Biden’s latest comment on the development comes days after he addressed reporters at Joint Base Andrews in Maryland, saying Putin’s announcement that Russia had deployed nuclear warheads in Belarus was “absolutely irresponsible.”
Last week, Putin and Belarusian President Alexander Lukashenko confirmed that the deployment of Russian tactical nuclear weapons in Belarus has begun. Some of the warheads are expected to be three times more powerful than the atomic bombs the United States dropped on Hiroshima and Nagasaki during World War II in 1945.
“As you know, we were negotiating with our ally—Belarusian President Lukashenko—that we would move a part of these tactical nuclear weapons to the territory of Belarus—this has happened,” Putin said on June 16 while speaking at an economic forum in St. Petersburg. “The first nuclear warheads were delivered to the territory of Belarus. But only the first ones, the first part. But we will do this job completely by the end of the summer or by the end of the year.”

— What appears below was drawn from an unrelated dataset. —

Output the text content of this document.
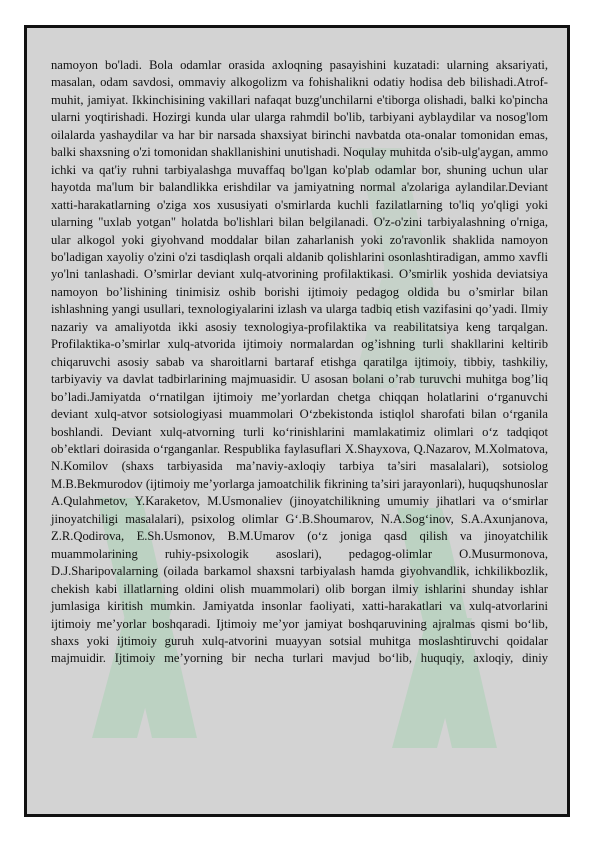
namoyon bo'ladi. Bola odamlar orasida axloqning pasayishini kuzatadi: ularning aksariyati, masalan, odam savdosi, ommaviy alkogolizm va fohishalikni odatiy hodisa deb bilishadi.Atrof-muhit, jamiyat. Ikkinchisining vakillari nafaqat buzg'unchilarni e'tiborga olishadi, balki ko'pincha ularni yoqtirishadi. Hozirgi kunda ular ularga rahmdil bo'lib, tarbiyani ayblaydilar va nosog'lom oilalarda yashaydilar va har bir narsada shaxsiyat birinchi navbatda ota-onalar tomonidan emas, balki shaxsning o'zi tomonidan shakllanishini unutishadi. Noqulay muhitda o'sib-ulg'aygan, ammo ichki va qat'iy ruhni tarbiyalashga muvaffaq bo'lgan ko'plab odamlar bor, shuning uchun ular hayotda ma'lum bir balandlikka erishdilar va jamiyatning normal a'zolariga aylandilar.Deviant xatti-harakatlarning o'ziga xos xususiyati o'smirlarda kuchli fazilatlarning to'liq yo'qligi yoki ularning "uxlab yotgan" holatda bo'lishlari bilan belgilanadi. O'z-o'zini tarbiyalashning o'rniga, ular alkogol yoki giyohvand moddalar bilan zaharlanish yoki zo'ravonlik shaklida namoyon bo'ladigan xayoliy o'zini o'zi tasdiqlash orqali aldanib qolishlarini osonlashtiradigan, ammo xavfli yo'lni tanlashadi. O’smirlar deviant xulq-atvorining profilaktikasi. O’smirlik yoshida deviatsiya namoyon bo’lishining tinimisiz oshib borishi ijtimoiy pedagog oldida bu o’smirlar bilan ishlashning yangi usullari, texnologiyalarini izlash va ularga tadbiq etish vazifasini qo’yadi. Ilmiy nazariy va amaliyotda ikki asosiy texnologiya-profilaktika va reabilitatsiya keng tarqalgan. Profilaktika-o’smirlar xulq-atvorida ijtimoiy normalardan og’ishning turli shakllarini keltirib chiqaruvchi asosiy sabab va sharoitlarni bartaraf etishga qaratilga ijtimoiy, tibbiy, tashkiliy, tarbiyaviy va davlat tadbirlarining majmuasidir. U asosan bolani o’rab turuvchi muhitga bog’liq bo’ladi.Jamiyatda o‘rnatilgan ijtimoiy me’yorlardan chetga chiqqan holatlarini o‘rganuvchi deviant xulq-atvor sotsiologiyasi muammolari O‘zbekistonda istiqlol sharofati bilan o‘rganila boshlandi. Deviant xulq-atvorning turli ko‘rinishlarini mamlakatimiz olimlari o‘z tadqiqot ob’ektlari doirasida o‘rganganlar. Respublika faylasuflari X.Shayxova, Q.Nazarov, M.Xolmatova, N.Komilov (shaxs tarbiyasida ma’naviy-axloqiy tarbiya ta’siri masalalari), sotsiolog M.B.Bekmurodov (ijtimoiy me’yorlarga jamoatchilik fikrining ta’siri jarayonlari), huquqshunoslar A.Qulahmetov, Y.Karaketov, M.Usmonaliev (jinoyatchilikning umumiy jihatlari va o‘smirlar jinoyatchiligi masalalari), psixolog olimlar G‘.B.Shoumarov, N.A.Sog‘inov, S.A.Axunjanova, Z.R.Qodirova, E.Sh.Usmonov, B.M.Umarov (o‘z joniga qasd qilish va jinoyatchilik muammolarining ruhiy-psixologik asoslari), pedagog-olimlar O.Musurmonova, D.J.Sharipovalarning (oilada barkamol shaxsni tarbiyalash hamda giyohvandlik, ichkilikbozlik, chekish kabi illatlarning oldini olish muammolari) olib borgan ilmiy ishlarini shunday ishlar jumlasiga kiritish mumkin. Jamiyatda insonlar faoliyati, xatti-harakatlari va xulq-atvorlarini ijtimoiy me’yorlar boshqaradi. Ijtimoiy me’yor jamiyat boshqaruvining ajralmas qismi bo‘lib, shaxs yoki ijtimoiy guruh xulq-atvorini muayyan sotsial muhitga moslashtiruvchi qoidalar majmuidir. Ijtimoiy me’yorning bir necha turlari mavjud bo‘lib, huquqiy, axloqiy, diniy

The move marks Moscow’s first deployment of such tactical nuclear warheads—shorter-range, less powerful nuclear weapons that could be used on the battlefield—outside Russia since the fall of the Soviet Union in the 1990s.
Stark Warning
The Russian deployment is being watched closely by the United States and its allies, as well as by China, which has repeatedly cautioned against the use of nuclear weapons in the war in Ukraine.Last autumn, the United States, France, and the United Kingdom warned Russia that if it used nuclear weapons in Ukraine, the trio would retaliate with a conventional strike.

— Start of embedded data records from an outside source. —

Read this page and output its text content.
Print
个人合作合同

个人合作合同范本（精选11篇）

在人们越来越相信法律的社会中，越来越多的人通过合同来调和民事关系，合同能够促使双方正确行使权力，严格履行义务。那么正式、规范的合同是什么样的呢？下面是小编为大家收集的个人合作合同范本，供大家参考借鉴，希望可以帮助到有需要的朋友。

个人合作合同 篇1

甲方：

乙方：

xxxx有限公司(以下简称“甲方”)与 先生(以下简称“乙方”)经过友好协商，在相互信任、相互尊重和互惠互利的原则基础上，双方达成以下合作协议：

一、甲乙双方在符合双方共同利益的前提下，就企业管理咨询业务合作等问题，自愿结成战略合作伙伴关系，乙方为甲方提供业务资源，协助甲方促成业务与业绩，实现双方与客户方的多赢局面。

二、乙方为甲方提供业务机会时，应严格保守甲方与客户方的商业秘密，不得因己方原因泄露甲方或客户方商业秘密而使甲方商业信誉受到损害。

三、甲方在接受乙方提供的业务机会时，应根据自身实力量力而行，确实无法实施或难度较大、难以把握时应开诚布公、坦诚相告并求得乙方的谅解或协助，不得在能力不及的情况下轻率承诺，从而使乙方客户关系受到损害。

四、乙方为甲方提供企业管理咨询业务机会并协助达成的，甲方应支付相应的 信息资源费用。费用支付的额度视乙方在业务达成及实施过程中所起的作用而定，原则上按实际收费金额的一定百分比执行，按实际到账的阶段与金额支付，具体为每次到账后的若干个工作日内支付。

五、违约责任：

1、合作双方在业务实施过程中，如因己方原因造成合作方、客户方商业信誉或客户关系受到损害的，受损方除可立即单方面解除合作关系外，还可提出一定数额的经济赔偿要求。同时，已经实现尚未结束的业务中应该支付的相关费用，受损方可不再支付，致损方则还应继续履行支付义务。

The United States also said last month that it has no intention of altering its stance on strategic nuclear weapons in response to the deployment, noting it has not seen any signs that Russia is directly prepared to use a nuclear weapon. The United States said it “will continue to monitor, certainly, the implications” in Moscow and Minsk.
In May, Russia dismissed U.S. criticism of its plan to move tactical nuclear weapons to its neighboring ally, saying Washington and its NATO allies have deployed nuclear weapons in NATO states for decades.
Lukashenko, meanwhile, recently described the deployment as a unique chance for Belarus and Russia to unite, saying the deployment of nuclear weapons in his country will boost its security and act as a deterrent against potential aggressors.
“[The deployment] was my demand. It wasn’t Russia who imposed it on me. Why? Because no one in the world has ever gone to war with a nuclear power. And I don’t want anyone to go to war with us. Is there such a threat? There is. I must neutralize that threat,” Lukashenko said, according to the Belarusian news outlet BelTA.
Putin reiterated Lukashenko’s comments last week, insisting that the deployment of nuclear weapons in Belarus will act as “an element of deterrence” to all powers who are “thinking about inflicting a strategic defeat.”
“Nuclear weapons have been made to ensure our security in the broadest sense of the word and the existence of the Russian state, but we … have no such need [to use them],” the 70-year-old Russian leader said.
Neither Putin nor Lukashenko has revealed how many tactical nuclear weapons would be moved to Belarus, which borders Ukraine, as well as Poland, Lithuania, and Latvia, which are members of NATO.